By building his own empire in South America, Ford would break the Anglo-Dutch rubber monopoly and spread Fordism at the same time. He boldly sent his minions forth. (Ford never set foot in Brazil -- he was afraid of flying.)
Cultural and economic expansion as expressed by Henry Ford in the late 1920s seems completely silly, not only by modern standards, but also by the scientific norms of his day. Ford set about creating his own plantations to supply his company and the hundreds of thousands of cars he was to produce with rubber. To this end, he chose to not employ any botanists in the development of the Fordlandia rubber tree fields; instead he relied on the ingenuity of his company men. Having no prior knowledge of rubber-raising, his engineers made their best estimates, and planted about 200 trees per acre despite that the jungle only supported about seven wild rubber trees per acre. They had not accounted for the insects that would ravage their new abundant fields. They knew nothing about the terraced terrain they were working to cultivate. Their workers, not interested in the square-dances and Puritanism restrictions on offer, rioted, and their fields produced next to nothing.
When the final breakdown was complete, and by the last half of Grandin's exhaustively researched book, the feeling that this is not just another damaging portrayal of American greed and excess gradually seeps out of the text. In fact, by the end of the book, readers might long for a time when a big economic collapse is based solely on ignorant but mighty ideas gone horribly wrong.

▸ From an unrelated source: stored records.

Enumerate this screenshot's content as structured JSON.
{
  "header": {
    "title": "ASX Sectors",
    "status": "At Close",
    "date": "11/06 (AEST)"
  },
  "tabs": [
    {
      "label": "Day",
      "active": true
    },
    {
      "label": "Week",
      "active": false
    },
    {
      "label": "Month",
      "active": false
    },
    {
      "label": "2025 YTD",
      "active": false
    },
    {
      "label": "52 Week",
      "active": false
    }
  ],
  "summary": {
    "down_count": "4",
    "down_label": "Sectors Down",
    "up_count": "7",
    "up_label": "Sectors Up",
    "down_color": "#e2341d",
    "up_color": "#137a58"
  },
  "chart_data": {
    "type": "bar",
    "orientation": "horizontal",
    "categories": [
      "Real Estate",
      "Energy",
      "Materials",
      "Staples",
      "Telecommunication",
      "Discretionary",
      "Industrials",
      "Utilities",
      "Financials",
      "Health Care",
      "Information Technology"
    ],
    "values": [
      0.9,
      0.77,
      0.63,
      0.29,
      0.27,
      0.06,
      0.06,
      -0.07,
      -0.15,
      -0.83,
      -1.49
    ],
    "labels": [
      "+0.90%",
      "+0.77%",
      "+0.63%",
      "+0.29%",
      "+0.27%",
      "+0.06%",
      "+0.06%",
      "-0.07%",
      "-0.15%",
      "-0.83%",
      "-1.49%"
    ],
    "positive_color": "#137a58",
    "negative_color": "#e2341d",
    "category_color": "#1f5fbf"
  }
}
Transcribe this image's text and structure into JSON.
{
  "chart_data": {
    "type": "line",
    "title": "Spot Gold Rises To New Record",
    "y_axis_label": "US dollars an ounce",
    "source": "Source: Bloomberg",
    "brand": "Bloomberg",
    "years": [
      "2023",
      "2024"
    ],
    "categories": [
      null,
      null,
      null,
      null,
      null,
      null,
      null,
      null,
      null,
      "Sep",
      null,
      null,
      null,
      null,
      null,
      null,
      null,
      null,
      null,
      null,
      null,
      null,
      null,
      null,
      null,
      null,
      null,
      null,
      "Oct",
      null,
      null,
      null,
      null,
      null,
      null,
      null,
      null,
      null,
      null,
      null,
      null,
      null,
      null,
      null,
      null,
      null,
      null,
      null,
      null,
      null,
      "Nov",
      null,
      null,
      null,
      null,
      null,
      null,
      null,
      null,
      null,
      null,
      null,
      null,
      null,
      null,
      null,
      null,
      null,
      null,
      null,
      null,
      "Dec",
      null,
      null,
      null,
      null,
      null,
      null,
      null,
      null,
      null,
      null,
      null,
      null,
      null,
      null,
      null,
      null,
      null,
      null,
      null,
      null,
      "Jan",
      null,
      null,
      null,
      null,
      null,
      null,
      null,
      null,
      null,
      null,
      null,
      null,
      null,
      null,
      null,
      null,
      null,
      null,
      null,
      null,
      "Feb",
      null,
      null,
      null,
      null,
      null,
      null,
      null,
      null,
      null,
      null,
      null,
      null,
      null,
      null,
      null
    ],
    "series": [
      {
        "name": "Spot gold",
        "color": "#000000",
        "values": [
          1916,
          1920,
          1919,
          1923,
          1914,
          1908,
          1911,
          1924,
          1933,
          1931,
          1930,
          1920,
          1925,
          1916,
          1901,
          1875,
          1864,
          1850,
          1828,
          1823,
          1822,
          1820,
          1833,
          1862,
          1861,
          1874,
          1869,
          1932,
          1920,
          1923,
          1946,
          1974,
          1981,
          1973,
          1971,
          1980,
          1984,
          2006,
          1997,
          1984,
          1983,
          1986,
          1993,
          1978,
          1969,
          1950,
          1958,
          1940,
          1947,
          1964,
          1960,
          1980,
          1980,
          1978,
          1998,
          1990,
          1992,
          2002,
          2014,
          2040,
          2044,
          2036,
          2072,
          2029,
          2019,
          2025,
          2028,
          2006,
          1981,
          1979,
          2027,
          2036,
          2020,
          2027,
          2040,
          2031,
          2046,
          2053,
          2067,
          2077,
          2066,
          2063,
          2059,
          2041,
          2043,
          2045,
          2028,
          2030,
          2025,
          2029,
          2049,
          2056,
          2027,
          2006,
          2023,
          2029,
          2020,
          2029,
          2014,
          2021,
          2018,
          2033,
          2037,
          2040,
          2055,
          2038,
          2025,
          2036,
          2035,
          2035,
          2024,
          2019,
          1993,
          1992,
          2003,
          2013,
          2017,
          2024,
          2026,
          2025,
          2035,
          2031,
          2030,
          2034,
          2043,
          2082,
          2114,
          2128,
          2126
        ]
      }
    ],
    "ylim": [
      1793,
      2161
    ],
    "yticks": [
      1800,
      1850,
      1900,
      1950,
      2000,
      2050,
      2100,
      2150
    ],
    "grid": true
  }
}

Fordlandia, with its golf courses, movie theaters, manicured lawns, swimming pools, plus the prerequisite Model Ts putt-putting along paved streets, was a delusion. But considering what has happened to the area in the last few decades, as described by Grandin, Ford and his social engineering seem quaint by comparison to the indignities foisted upon the Amazon of today. Gone is any pretense of a working man's wage, or conservation for its own sake.
Ford, in the end, could not convince himself that the global forces he helped unleash could somehow be contained. Fordlandia is keenly and emotionally observed and a potent record of the last hundred years of economic thinking and U.S./South American relations in the form of a blunt blow to the head.
M.E. Collins is a local free-lance writer.